ある朝、農協の集荷場で張り紙に気づいた。タイトルは「野菜消費宣伝情報」。東海や関西に展開するスーパーで、松本ハイランド農協の笹賀、塩尻、朝日の3地区が合同で販売促進キャンペーンをするという。
普段、この掲示板で目にするのは、ほかの産地や栽培についての情報で、販売は珍しい。詳しいことを聞こうと、農協を訪ねた。
「6月から始まったばかりです」。販売担当者は、愛知県内のスーパーで撮った写真を見せてくれた。
売り場の一角にリーフレタスが積まれ、脇に立つのぼりに「JA松本ハイランドフェア」とある。「国内産、長野県産とうたうのが普通で、JA名を出すことはあまりない」という。
そうなんだ。では、今回はどうして?「人と人とのつながりで」と、詳しくは話してもらえなかったが、つまりは営業がうまくいったらしい。
フェアは昨年が最初だった。試みたスーパーの仕入れ担当者がいい手応えを得て、今年も行うことに。しかも、実施店舗は8から28に増えた。
今年は包装フィルムに貼るシールも作った。松本城が目立つデザインで、JA名がきっちり入る。切手調にしたのは、「信州松本からのお届け物」というイメージを持たせるためという。
「松本というと、スイカやブドウ、リンゴの果物が有名だが、野菜もそうなってほしい」と販売担当者。セロリやキュウリ、小ネギが旬の松本産として売り出されている写真もあった。

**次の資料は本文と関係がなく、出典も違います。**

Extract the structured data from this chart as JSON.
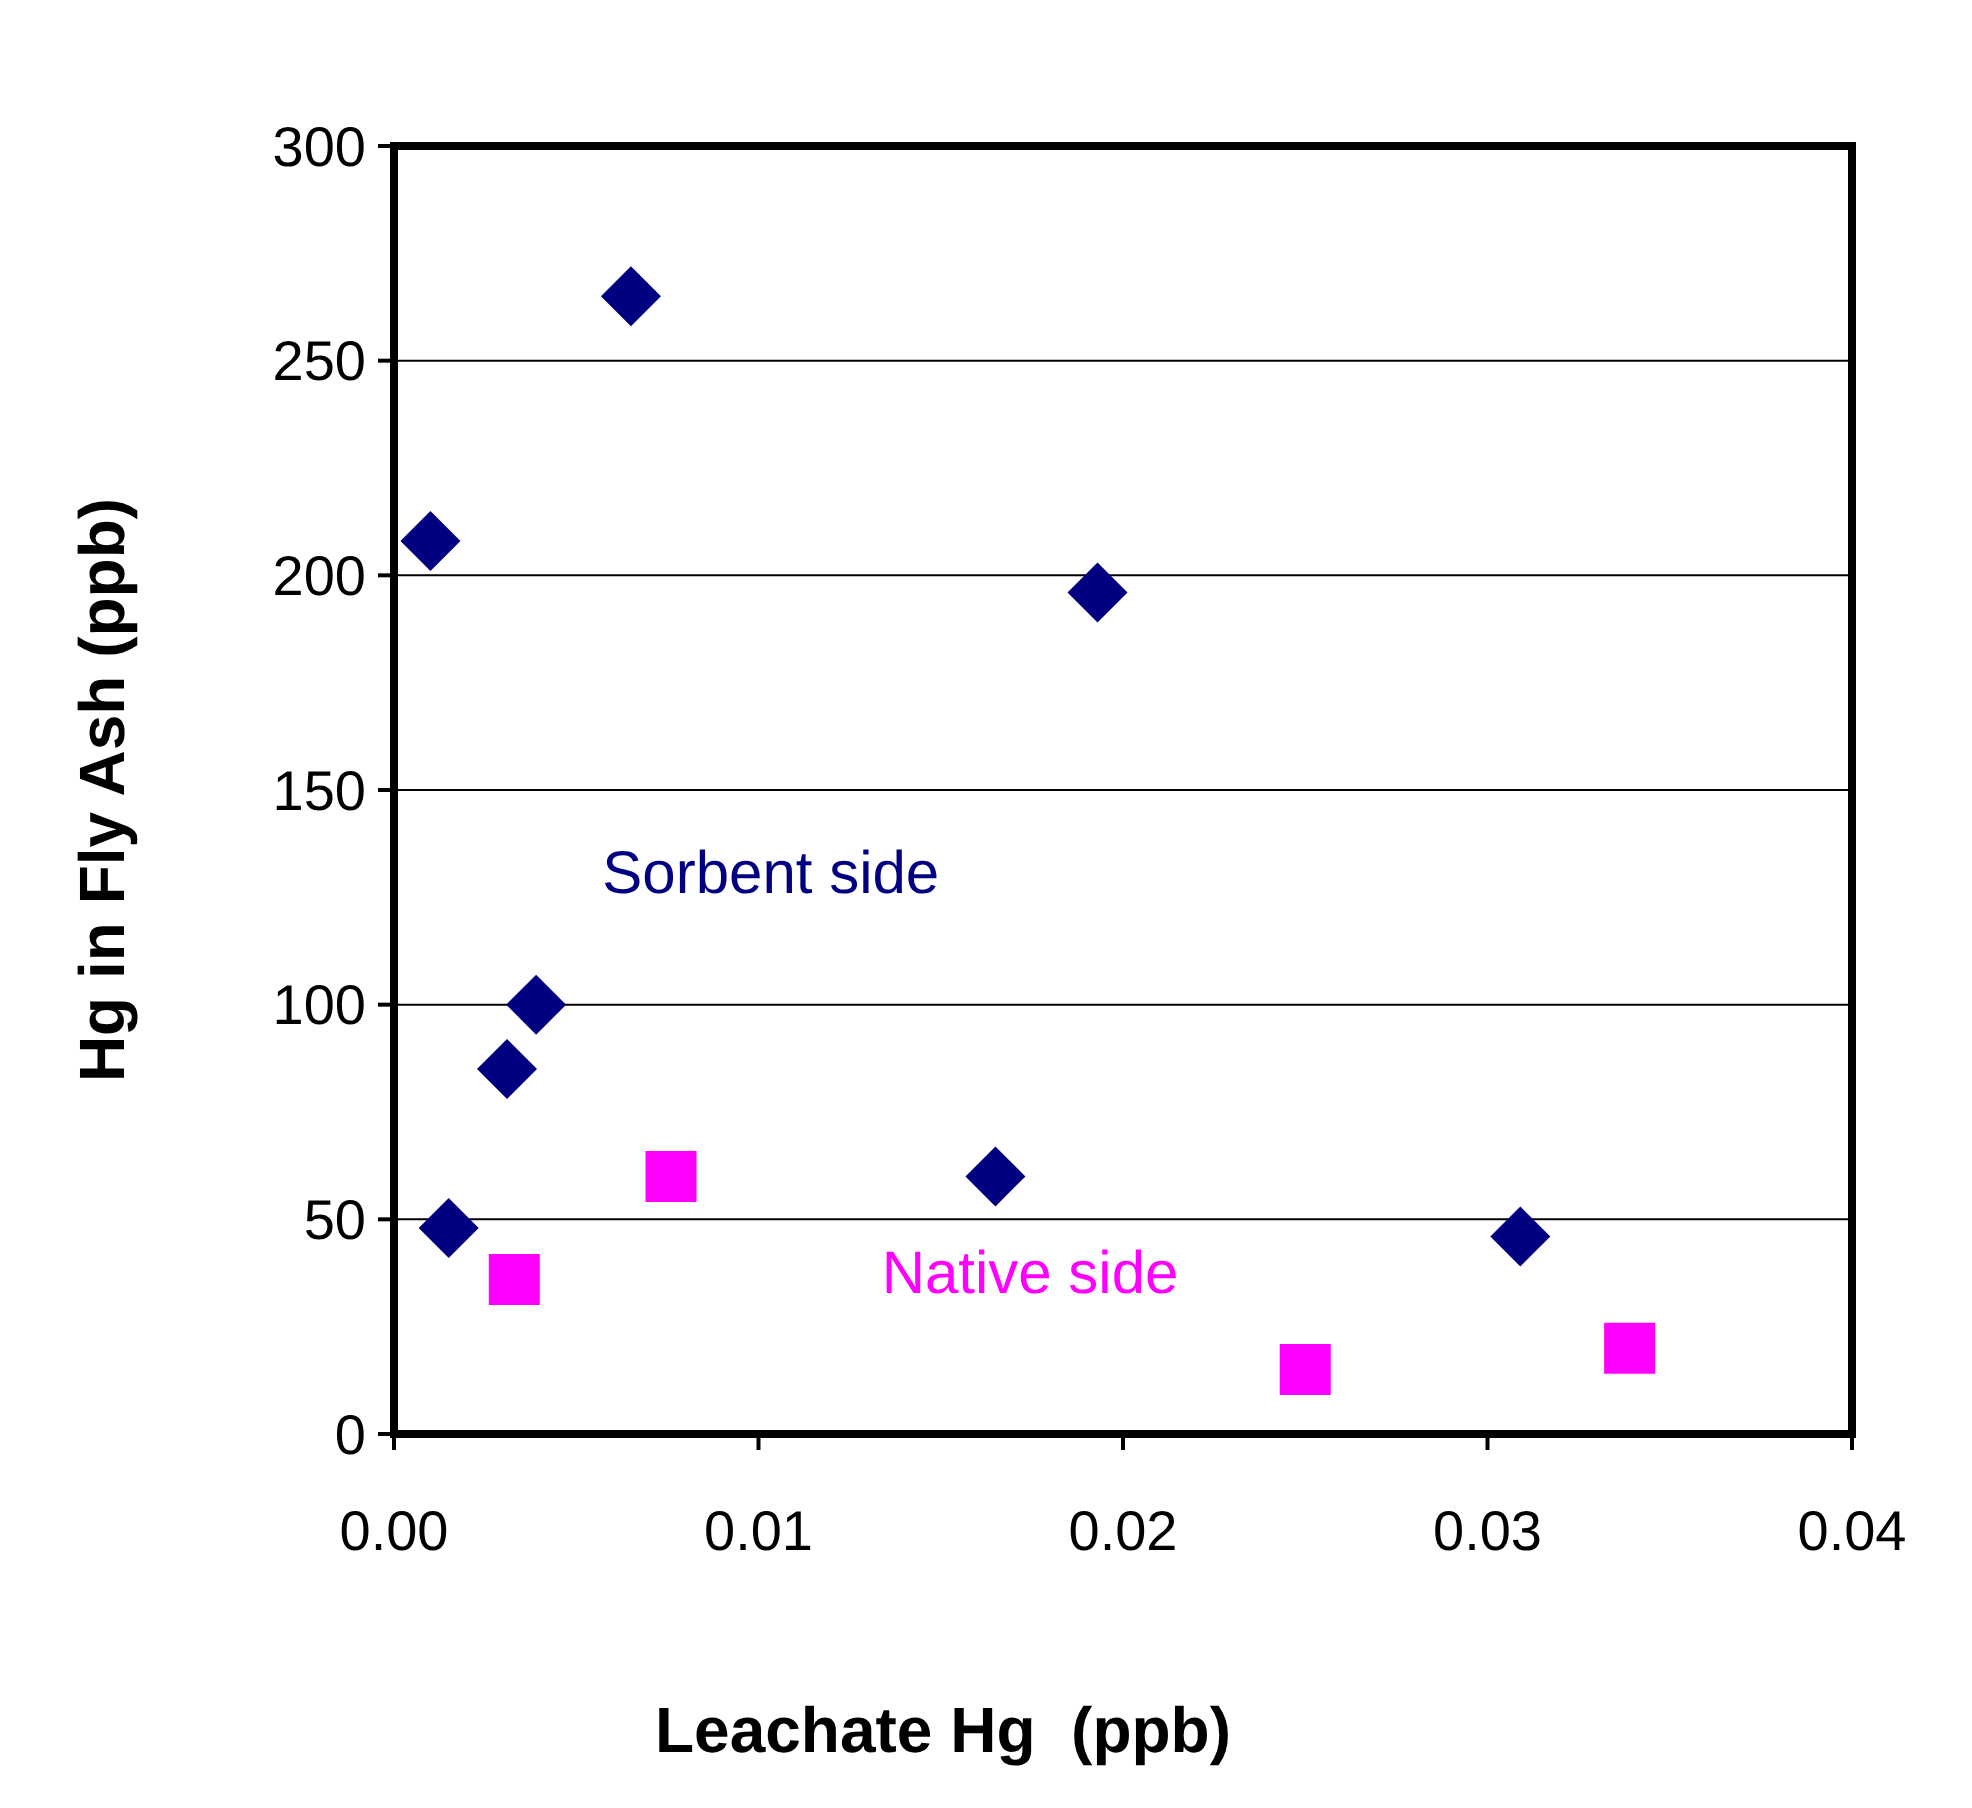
{
  "chart_data": {
    "type": "scatter",
    "xlabel": "Leachate Hg  (ppb)",
    "ylabel": "Hg in Fly Ash (ppb)",
    "xlim": [
      0,
      0.04
    ],
    "xticks": [
      {
        "value": 0,
        "label": "0.00"
      },
      {
        "value": 0.01,
        "label": "0.01"
      },
      {
        "value": 0.02,
        "label": "0.02"
      },
      {
        "value": 0.03,
        "label": "0.03"
      },
      {
        "value": 0.04,
        "label": "0.04"
      }
    ],
    "ylim": [
      0,
      300
    ],
    "yticks": [
      0,
      50,
      100,
      150,
      200,
      250,
      300
    ],
    "grid": "y",
    "series": [
      {
        "name": "Sorbent side",
        "color": "#000080",
        "marker": "diamond",
        "x": [
          0.001,
          0.0065,
          0.0015,
          0.0031,
          0.0039,
          0.0165,
          0.0193,
          0.0309
        ],
        "values": [
          208,
          265,
          48,
          85,
          100,
          60,
          196,
          46
        ]
      },
      {
        "name": "Native side",
        "color": "#ff00ff",
        "marker": "square",
        "x": [
          0.0033,
          0.0076,
          0.025,
          0.0339
        ],
        "values": [
          36,
          60,
          15,
          20
        ]
      }
    ]
  }
}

実は、塩尻で生産する者として引っかかるものがないではない。一方で、「松本ブランド」に乗っかれるありがたさも感じる。一昨年11月に塩尻市農協が合併されてから、具体的な効果に触れるのは初めてかもしれない。
売り場は10月まで設けられるという。せっかくなので消費者からのフィードバックも伝わってくればと思う。
信州松本野菜、どうぞごひいきに。